Les jours de spectacles, Toto n'était présent dans son bureau que le jeudi, le jeudi donc, Merguez faisait venir Jean-Paul Normand dans son bureau, afin de ne pas être le seul spectateur des fantasmagories classées X du docteur Toto.

- On dirait qu'il la ramone bien ! Remarquait Merguez

- Toto, ce n'est pas un braquemard, c'est un goupillon qu'il a dans le slip ! Rétorquait Normand.

Ces deux-là s'entendaient comme larron en foire, ils fréquentaient assidument certaines dames publiques qui faisaient le pied de grue rue Blondel, à quelques encablures du laboratoire. Ceci les rendait plus intimes. Normand était le fils de Paul Normand, directeur des ventes lorsque le laboratoire avait été créée, dans le début des années 1930. Bien qu'à la retraite, l'homme était encore présent dans l'établissement. Duduche avait permis cette singularité, il lui avait même attribué un bureau. Paul Normand était censé gérer les cadeaux fait par le laboratoire à ses meilleurs prescripteurs. Mais, durant les longues journées à ne rien faire, le vieux goutait la marchandise, car il s'agissait e grande partie de bouteille de whisky. Le soir, totalement pompette, il regagnait son 15ème arrondissement, allant cahotant, un, deux, trois, hoplà..

 

L'homme buvait beaucoup, mais l'homme n'avait plus de palais.

J'en eu la confirmation le jour d'un symposium que le laboratoire avait organisé à la Grande Romaine, un établissement qui recevait des groupes et qui était situé au fin fond de la Seine et Marne.
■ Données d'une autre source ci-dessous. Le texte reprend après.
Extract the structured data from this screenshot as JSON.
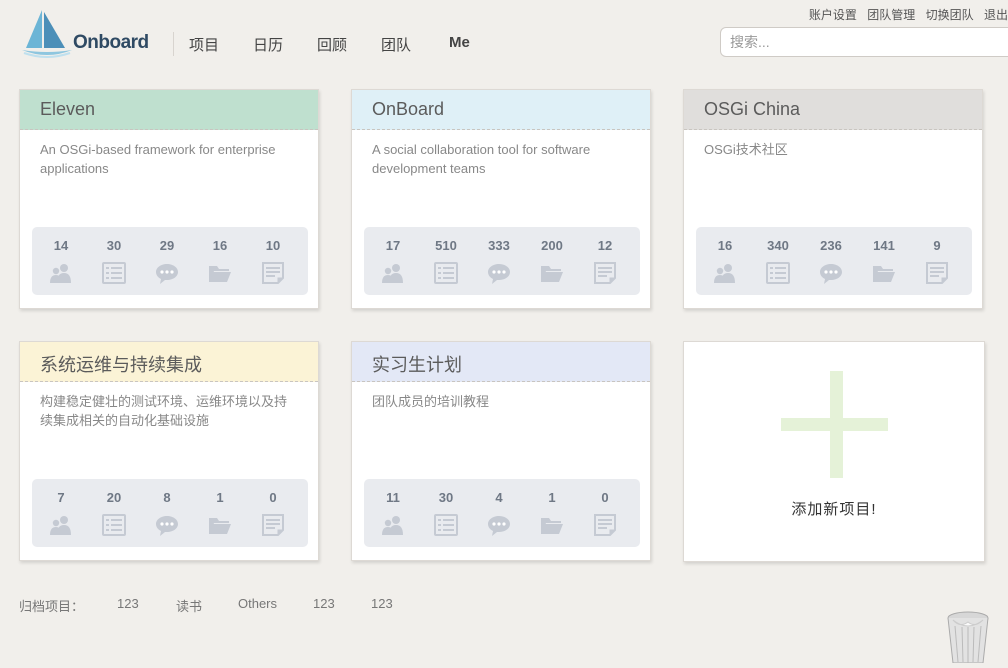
{
  "account_links": [
    "账户设置",
    "团队管理",
    "切换团队",
    "退出"
  ],
  "brand": {
    "name": "Onboard"
  },
  "nav": {
    "items": [
      "项目",
      "日历",
      "回顾",
      "团队",
      "Me"
    ]
  },
  "search": {
    "placeholder": "搜索..."
  },
  "projects": [
    {
      "title": "Eleven",
      "header_color": "#bfe0cf",
      "description": "An OSGi-based framework for enterprise applications",
      "stats": {
        "members": "14",
        "tasks": "30",
        "discussions": "29",
        "files": "16",
        "documents": "10"
      }
    },
    {
      "title": "OnBoard",
      "header_color": "#dff0f7",
      "description": "A social collaboration tool for software development teams",
      "stats": {
        "members": "17",
        "tasks": "510",
        "discussions": "333",
        "files": "200",
        "documents": "12"
      }
    },
    {
      "title": "OSGi China",
      "header_color": "#e0dedc",
      "description": "OSGi技术社区",
      "stats": {
        "members": "16",
        "tasks": "340",
        "discussions": "236",
        "files": "141",
        "documents": "9"
      }
    },
    {
      "title": "系统运维与持续集成",
      "header_color": "#fbf3d6",
      "description": "构建稳定健壮的测试环境、运维环境以及持续集成相关的自动化基础设施",
      "stats": {
        "members": "7",
        "tasks": "20",
        "discussions": "8",
        "files": "1",
        "documents": "0"
      }
    },
    {
      "title": "实习生计划",
      "header_color": "#e3e8f6",
      "description": "团队成员的培训教程",
      "stats": {
        "members": "11",
        "tasks": "30",
        "discussions": "4",
        "files": "1",
        "documents": "0"
      }
    }
  ],
  "add_project": {
    "label": "添加新项目!"
  },
  "archived": {
    "label": "归档项目：",
    "items": [
      "123",
      "读书",
      "Others",
      "123",
      "123"
    ]
  },
  "icons": {
    "members": "users-icon",
    "tasks": "task-list-icon",
    "discussions": "chat-bubble-icon",
    "files": "folder-icon",
    "documents": "document-icon",
    "trash": "trash-can-icon",
    "logo": "sailboat-logo-icon"
  }
}
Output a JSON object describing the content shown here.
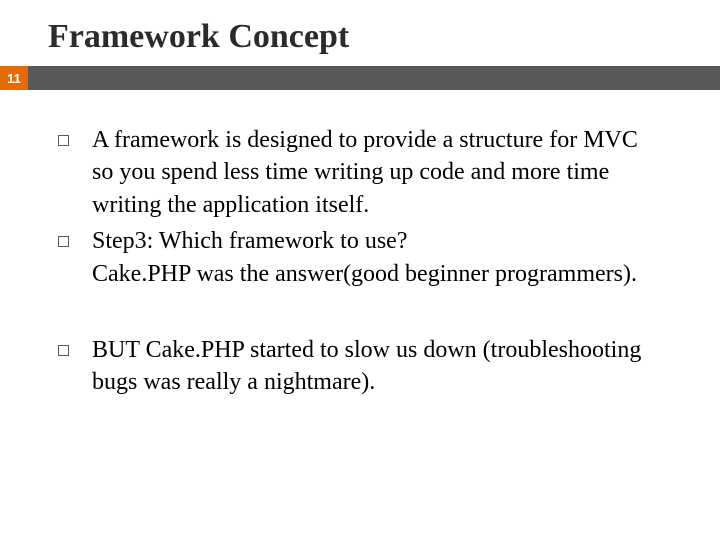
{
  "title": "Framework Concept",
  "pageNumber": "11",
  "bullets": {
    "b1": "A framework is designed to provide a structure for MVC so you spend less time writing up  code  and more time writing the application itself.",
    "b2_line1": "Step3: Which framework to use?",
    "b2_line2": "Cake.PHP was the answer(good beginner programmers).",
    "b3": "BUT Cake.PHP started to slow us down (troubleshooting bugs was really a nightmare)."
  }
}
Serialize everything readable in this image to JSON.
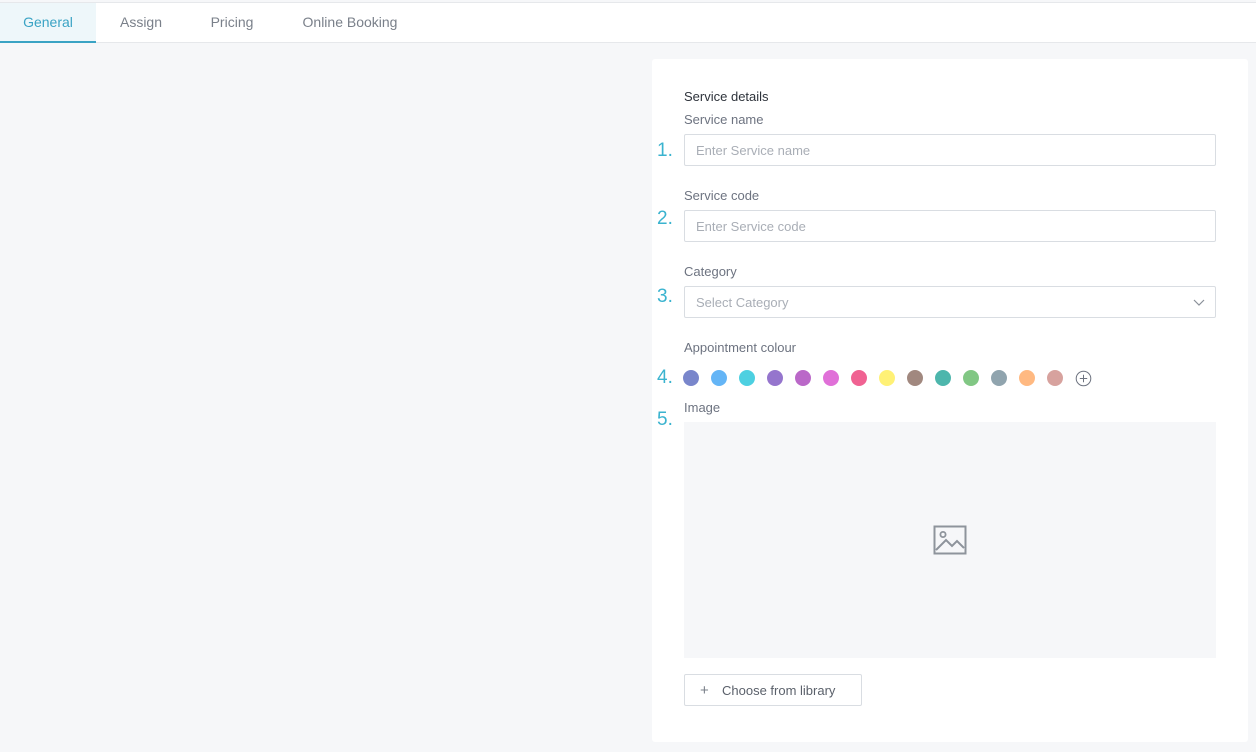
{
  "tabs": [
    {
      "label": "General",
      "active": true
    },
    {
      "label": "Assign",
      "active": false
    },
    {
      "label": "Pricing",
      "active": false
    },
    {
      "label": "Online Booking",
      "active": false
    }
  ],
  "form": {
    "section_title": "Service details",
    "numbers": [
      "1.",
      "2.",
      "3.",
      "4.",
      "5."
    ],
    "service_name": {
      "label": "Service name",
      "placeholder": "Enter Service name",
      "value": ""
    },
    "service_code": {
      "label": "Service code",
      "placeholder": "Enter Service code",
      "value": ""
    },
    "category": {
      "label": "Category",
      "placeholder": "Select Category"
    },
    "appointment_colour": {
      "label": "Appointment colour",
      "colors": [
        "#7986cb",
        "#64b5f6",
        "#4dd0e1",
        "#9575cd",
        "#ba68c8",
        "#e070d8",
        "#f06292",
        "#fff176",
        "#a1887f",
        "#4db6ac",
        "#81c784",
        "#90a4ae",
        "#ffb981",
        "#d7a29e"
      ]
    },
    "image": {
      "label": "Image"
    },
    "choose_library_label": "Choose from library"
  },
  "colors": {
    "accent": "#3aa3c4",
    "number_color": "#3ab3cf",
    "page_bg": "#f6f7f9"
  }
}
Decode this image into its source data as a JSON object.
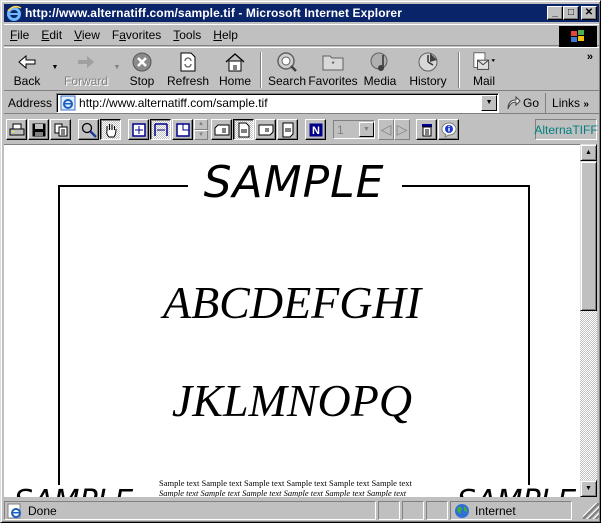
{
  "window": {
    "title": "http://www.alternatiff.com/sample.tif - Microsoft Internet Explorer",
    "controls": {
      "minimize": "_",
      "maximize": "□",
      "close": "✕"
    }
  },
  "menubar": {
    "items": [
      {
        "label": "File",
        "accel": "F",
        "rest": "ile"
      },
      {
        "label": "Edit",
        "accel": "E",
        "rest": "dit"
      },
      {
        "label": "View",
        "accel": "V",
        "rest": "iew"
      },
      {
        "label": "Favorites",
        "pre": "F",
        "accel": "a",
        "rest": "vorites"
      },
      {
        "label": "Tools",
        "accel": "T",
        "rest": "ools"
      },
      {
        "label": "Help",
        "accel": "H",
        "rest": "elp"
      }
    ]
  },
  "toolbar": {
    "back": "Back",
    "forward": "Forward",
    "stop": "Stop",
    "refresh": "Refresh",
    "home": "Home",
    "search": "Search",
    "favorites": "Favorites",
    "media": "Media",
    "history": "History",
    "mail": "Mail",
    "more": "»"
  },
  "address": {
    "label": "Address",
    "url": "http://www.alternatiff.com/sample.tif",
    "go": "Go",
    "links": "Links",
    "links_more": "»"
  },
  "plugin_toolbar": {
    "page_number": "1",
    "brand": "AlternaTIFF",
    "brand_color": "#008080",
    "buttons": [
      "print",
      "save",
      "copy",
      "zoom",
      "pan",
      "fit-window",
      "fit-width",
      "actual-size",
      "zoom-spinner",
      "rotate-left",
      "page-portrait",
      "rotate-right",
      "page-other",
      "negative",
      "page-select",
      "prev-page",
      "next-page",
      "properties",
      "info"
    ],
    "active": [
      "pan",
      "fit-width",
      "page-portrait"
    ]
  },
  "document": {
    "title": "SAMPLE",
    "line1": "ABCDEFGHI",
    "line2": "JKLMNOPQ",
    "small_regular": "Sample text Sample text Sample text Sample text Sample text Sample text",
    "small_italic": "Sample text Sample text Sample text Sample text Sample text Sample text",
    "cut_left": "SAMPLE",
    "cut_right": "SAMPLE"
  },
  "statusbar": {
    "text": "Done",
    "zone": "Internet"
  },
  "colors": {
    "titlebar": "#0a246a",
    "chrome": "#c0c0c0"
  }
}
Durant le repas et avant qu'il n'arrive, les tables étant nominalement attribué, j'avais gentiment versé le contenu d'un produit shampoing-douche, mis à notre disposition par l'hôtel, dans le pichet de vin du vieux briscard. Puis je m'étais installé à ma table, à gauche de J.C.D.

Paul Normand s'était installé et avait été rejoint par deux membres de la succursale belge du laboratoire. Normand avait tenu à faire goûter le vin aux deux autres. L'un avait fait une grimace épouvantable et s'était forcé d'avaler l'ignoble breuvage, l'autre avait discrètement recraché la mixture dans son verre. Et durant tout le repas, ils avaient prétexté qu'ils ne buvaient pas de vin.

Paul Normand s'était donc entonné le pichet à lui seul. Les effets ne s'étaient pas fait attendre et c'est pris d'une incroyable diarrhée qu'il avait quitté la table en courant.

J'avais en cela accompli une mission sacrée, mettre le vieux hors d'état de babiller ; c'est à dire l'empêcher de participer aux conférences. Car lorsqu'il prenait la parole en public, l'écouter était plus pénible que d'entendre braire un âne.

On avait déjà eu droit à une présentation de Anne-Claire Ballard, la pharmacienne responsable du laboratoire, qui nous avait rabattu les oreilles avec ses lots de quarante rats. Elle parlait bien sûr d'une expérience conduite par le service scientifique. Mais comme elle avait un accent indéfinissable, le lot de quarante rats s'était transformé au passage de ses lèvres à de l'eau de Carpentras.

- Tiens, jamais goûté à cette eau-là ! Fis-je remarquer  J.C.D.

Le soir, Paul Normand fis une rapide apparition, puis alla se coucher. Il avait fait les trois-huit sur le pot et en était ressorti épuisé.